Agile Reading for Executives
A recent email I sent, slightly edited.
Dear Mike and Mark,
You asked for something to give the executives and managers. I might send them “The New New Product Development Game” article (see below), with a short explanation. And then, offer these other things to review.
- “Software in 30 Days” by Ken Schwaber and Jeff Sutherland. More from the manager’s viewpoint than other Scrum books.
- “The Basics of Scrum” — A great paper. I assume it must have been written by Jeff Sutherland, whom is great. I will confirm that. (9 pages) See here.
- “Drive” by Daniel Pink is great on motivation for knowledge workers. (272 pages) And here’s a video about “Drive.” (18 minutes)
- “The New New Product Development Game” by Takeuchi and Nonaka. This is the key paper that led to the development of Scrum. Many of the key principles behind Scrum are described. The use of the Scrum metaphor in that paper led to the name “Scrum” for this Agile method. (11 pages)
- “The Power of Scrum” by Sutherland et al. A “novel” about a manager’s journey. Very realistic, semi-real (that is, I am sure they took a real situation, and modified it some.) Not a Tom Clancy novel, but a lot of key ideas from an exec’s viewpoint, in an easy-to-read format. (128 pages)

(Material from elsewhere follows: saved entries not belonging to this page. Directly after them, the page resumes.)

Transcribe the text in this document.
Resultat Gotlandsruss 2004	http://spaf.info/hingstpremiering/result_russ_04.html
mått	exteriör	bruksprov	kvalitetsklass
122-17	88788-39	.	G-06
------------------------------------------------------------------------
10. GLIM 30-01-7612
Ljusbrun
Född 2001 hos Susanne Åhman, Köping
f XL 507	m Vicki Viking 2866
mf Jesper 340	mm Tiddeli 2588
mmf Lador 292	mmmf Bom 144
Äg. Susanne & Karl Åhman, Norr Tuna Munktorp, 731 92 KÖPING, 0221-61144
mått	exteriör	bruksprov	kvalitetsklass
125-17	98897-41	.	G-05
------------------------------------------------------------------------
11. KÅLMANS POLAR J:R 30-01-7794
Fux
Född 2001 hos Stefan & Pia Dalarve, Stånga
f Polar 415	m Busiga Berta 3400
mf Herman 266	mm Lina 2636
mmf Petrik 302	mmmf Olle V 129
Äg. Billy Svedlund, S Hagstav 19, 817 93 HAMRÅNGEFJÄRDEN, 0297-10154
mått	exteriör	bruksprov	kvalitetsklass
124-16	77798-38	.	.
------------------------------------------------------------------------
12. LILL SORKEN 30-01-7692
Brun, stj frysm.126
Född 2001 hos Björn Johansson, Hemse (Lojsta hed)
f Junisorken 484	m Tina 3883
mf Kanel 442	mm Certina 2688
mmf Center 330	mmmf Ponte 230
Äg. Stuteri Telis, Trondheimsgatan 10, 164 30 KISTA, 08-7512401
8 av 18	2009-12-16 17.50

- “Six Myths of Product Development” by Thomke and Reinertsen. A wonderful HBR article not about Scrum per se, but all six ideas (myths) are key to Scrum. If executives or managers do not understand these six key ideas, and particularly if they make decisions contrary to them, Scrum will be much less effective. (9 pages)
- “Scrrum and CMMI — Going from Good to Great” by Jakobsen and Sutherland. Short read about implementing Scrum. (5 pages)
- “The Discipline of Teams” by Katzenbach and Smith — the article (they also have a book with this title). Strong, stable, real, dedicated teams are key to successful Scrum. Extremely common that executives and managers do not value the team enough. (11 pages) They also wrote a book, The Wisdom of Teams, which I also recommend.
- “Knowledge-Worker Productivity: The Biggest Challenge” by Peter Drucker. On Page 83 there are six major points. (The article itself is only 16 pages — page numbering above is, I assume, from the journal the article was published in.)
These are all also on the website, under Resources.